Los poemas de Guardé el anochecer en el cajón parecen tomar como base esa extrañeza hacia el mundo de quien no termina de encajar en él, que lo observa desde la mirada fría y no obstante herida de una mujer que conoce la soledad, el desamparo, el dolor, que los experimenta con todo el cuerpo. El poemario, dividido en cinco partes, no mantiene una estructura regular ni un nexo temático único. Los poemas, a menudo breves, van desde lo que parecen inspiraciones a pie de calle a búsquedas íntimas (“Las pesadillas / se me han hecho un hábito, / pero las noches insomnes […] / no me han devorado del todo.”), con una conexión entre los ciclos de la naturaleza (estaciones, animales, temporales) y ella misma (“En anocheceres como este / guardo mi corazón en el cajón”).

El cuerpo, la voz del cuerpo desgarrado, tiene asimismo su propio ciclo: “Con los labios rotos, / con la lengua en la oscuridad, / con los pulmones (todavía) negros e hinchados, / quiero hacerte más preguntas”. A veces, ligado a la convalecencia, como en este poema en prosa: “cuando por fin pude coger del brazo a la vida, me dio un apretón de manos tan fuerte que me hizo trizas los huesos”. Otros motivos son la maternidad, los artistas y sucesos reales traumáticos, además de unas preguntas existenciales en las que brilla en todo su esplendor: “Aun así, la esperanza se asemejaba a un virus. / […] / ¿Qué es eso que sufre dentro de mí? ¿Qué es eso / que no me abandona de una vez por todas? / Siendo mi cuerpo su anfitrión, / ¿se irá cuando me enferme hasta la médula?”.
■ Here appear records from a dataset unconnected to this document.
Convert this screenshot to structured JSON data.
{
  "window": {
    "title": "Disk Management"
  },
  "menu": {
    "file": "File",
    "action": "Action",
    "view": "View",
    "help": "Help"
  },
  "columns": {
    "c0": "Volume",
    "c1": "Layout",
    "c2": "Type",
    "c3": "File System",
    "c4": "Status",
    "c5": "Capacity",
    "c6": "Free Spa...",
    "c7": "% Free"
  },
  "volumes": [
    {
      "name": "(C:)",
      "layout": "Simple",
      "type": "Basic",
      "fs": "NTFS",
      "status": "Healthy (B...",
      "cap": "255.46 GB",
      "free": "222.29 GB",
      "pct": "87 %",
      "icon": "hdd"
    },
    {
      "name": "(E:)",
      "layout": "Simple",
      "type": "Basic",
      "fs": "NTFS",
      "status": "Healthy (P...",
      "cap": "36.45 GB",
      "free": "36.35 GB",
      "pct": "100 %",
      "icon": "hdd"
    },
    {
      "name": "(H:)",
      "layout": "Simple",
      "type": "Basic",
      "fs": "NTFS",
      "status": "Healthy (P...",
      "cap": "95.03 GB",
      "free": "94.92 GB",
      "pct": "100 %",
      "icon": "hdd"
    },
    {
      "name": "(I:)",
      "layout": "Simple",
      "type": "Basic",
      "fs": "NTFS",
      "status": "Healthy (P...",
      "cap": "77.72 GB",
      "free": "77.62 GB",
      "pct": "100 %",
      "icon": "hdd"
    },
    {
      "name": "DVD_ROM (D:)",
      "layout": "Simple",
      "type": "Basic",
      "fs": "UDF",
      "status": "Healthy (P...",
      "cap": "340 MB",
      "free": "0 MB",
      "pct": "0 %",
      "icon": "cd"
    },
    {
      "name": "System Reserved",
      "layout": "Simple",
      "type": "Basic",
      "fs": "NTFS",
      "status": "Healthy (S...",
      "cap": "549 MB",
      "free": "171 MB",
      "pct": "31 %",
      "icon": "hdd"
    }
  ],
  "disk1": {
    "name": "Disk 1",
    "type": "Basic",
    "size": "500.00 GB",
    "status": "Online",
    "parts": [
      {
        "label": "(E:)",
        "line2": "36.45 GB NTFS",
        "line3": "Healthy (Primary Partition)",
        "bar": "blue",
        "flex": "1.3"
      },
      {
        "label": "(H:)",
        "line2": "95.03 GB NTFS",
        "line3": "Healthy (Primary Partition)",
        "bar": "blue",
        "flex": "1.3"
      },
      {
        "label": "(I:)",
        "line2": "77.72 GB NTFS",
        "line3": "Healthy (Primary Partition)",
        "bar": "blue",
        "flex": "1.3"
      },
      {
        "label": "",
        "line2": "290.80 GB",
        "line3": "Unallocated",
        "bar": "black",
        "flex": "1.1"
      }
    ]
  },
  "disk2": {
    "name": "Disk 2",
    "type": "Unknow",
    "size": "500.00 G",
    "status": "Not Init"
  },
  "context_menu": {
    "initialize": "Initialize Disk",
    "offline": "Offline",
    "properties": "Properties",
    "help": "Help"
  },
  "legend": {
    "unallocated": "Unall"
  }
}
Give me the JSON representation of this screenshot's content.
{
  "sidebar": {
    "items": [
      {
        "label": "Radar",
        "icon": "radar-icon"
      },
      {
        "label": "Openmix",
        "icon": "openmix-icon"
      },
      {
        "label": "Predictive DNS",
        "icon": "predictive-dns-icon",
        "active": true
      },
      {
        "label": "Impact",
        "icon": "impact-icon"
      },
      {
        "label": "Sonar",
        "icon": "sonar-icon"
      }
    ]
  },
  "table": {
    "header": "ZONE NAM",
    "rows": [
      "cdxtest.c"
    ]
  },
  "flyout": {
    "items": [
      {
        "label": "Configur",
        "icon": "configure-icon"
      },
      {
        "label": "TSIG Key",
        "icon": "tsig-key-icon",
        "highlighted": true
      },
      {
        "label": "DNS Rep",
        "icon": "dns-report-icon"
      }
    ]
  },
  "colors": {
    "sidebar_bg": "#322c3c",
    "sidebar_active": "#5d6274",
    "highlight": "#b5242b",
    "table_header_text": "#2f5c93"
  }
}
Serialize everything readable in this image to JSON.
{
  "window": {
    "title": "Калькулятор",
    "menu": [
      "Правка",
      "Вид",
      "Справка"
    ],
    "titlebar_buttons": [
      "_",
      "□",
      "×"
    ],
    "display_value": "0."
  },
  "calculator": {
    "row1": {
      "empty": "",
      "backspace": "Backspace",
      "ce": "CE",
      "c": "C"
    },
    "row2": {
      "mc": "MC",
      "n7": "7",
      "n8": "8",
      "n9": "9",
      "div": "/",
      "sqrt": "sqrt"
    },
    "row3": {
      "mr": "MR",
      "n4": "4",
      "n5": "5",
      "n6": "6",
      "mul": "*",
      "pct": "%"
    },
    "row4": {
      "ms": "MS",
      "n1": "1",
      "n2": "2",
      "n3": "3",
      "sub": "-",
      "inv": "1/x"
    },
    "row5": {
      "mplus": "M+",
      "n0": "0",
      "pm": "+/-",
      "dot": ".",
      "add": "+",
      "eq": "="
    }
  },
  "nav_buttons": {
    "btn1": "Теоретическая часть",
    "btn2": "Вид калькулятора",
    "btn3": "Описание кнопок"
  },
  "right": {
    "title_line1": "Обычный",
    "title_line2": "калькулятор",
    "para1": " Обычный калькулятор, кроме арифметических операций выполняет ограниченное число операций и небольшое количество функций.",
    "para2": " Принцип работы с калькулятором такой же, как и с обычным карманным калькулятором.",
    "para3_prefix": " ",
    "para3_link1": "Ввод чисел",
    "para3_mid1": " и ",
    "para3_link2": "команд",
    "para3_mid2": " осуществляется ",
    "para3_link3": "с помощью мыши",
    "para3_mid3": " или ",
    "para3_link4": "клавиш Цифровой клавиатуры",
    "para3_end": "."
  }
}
Han Kang para niños: sin miedo a volar

Desde su mismo título, Hada del trueno, hada del relámpago, este cuento, ilustrado por Jin Tae Ram, ya revela una constante en el universo literario de Han Kang: esa afinidad por el imaginario de nubes, tormentas, lluvia intensa y demás alteraciones atmosféricas que trastocan el cuerpo (y la mente), que le recuerdan al ser humano su vulnerabilidad. El colorido de las ilustraciones va de ese gris de las nubes a los tonos cálidos del mundo habitado por los humanos; también la piel de las niñas tiene un color que emana calidez. Los personajes de las hadas, por otra parte, se enraízan en la mitología coreana; en concreto, en esa vertiente que explica los fenómenos naturales.

Y, por una vez –¡todo sea por los niños!–, Han Kang se permite el optimismo. Todavía más: la risa. Cuán importante es el humor en la literatura infantil; cuánto debió de disfrutar la autora con este cambio de registro, como la disfrutarán los lectores de todas las edades. Las protagonistas son dos pequeñas hadas que, como niñas juguetonas, se cansan de la tarea que tienen encomendada en el cielo y deciden despojarse de ella para lanzarse a vivir, a disfrutar; eso sí, esperarán a escuchar el consejo del hada abuela, un arquetipo de la sabiduría y el afecto familiar que trasciende culturas y épocas.

El mensaje de esta breve fábula es esperanzador: invita a dejar atrás los miedos y las inercias que nos consumen a diario para decidir qué queremos de verdad y lanzarnos a ello sin temor a los golpes. Los habrá, así es la vida, pero mantenerse en una actividad monótona e insatisfactoria no deja de ser una forma feroz de hacerse daño a uno mismo. No hay que olvidarse de jugar, de ver el día a día con la magia de los ojos del niño, de exponerse desnudo y sin barreras. Como dicen las mágicas hadas: “No importa que nos rodeen los negros nubarrones. Nosotras nos divertiremos aunque llueva todo el día”.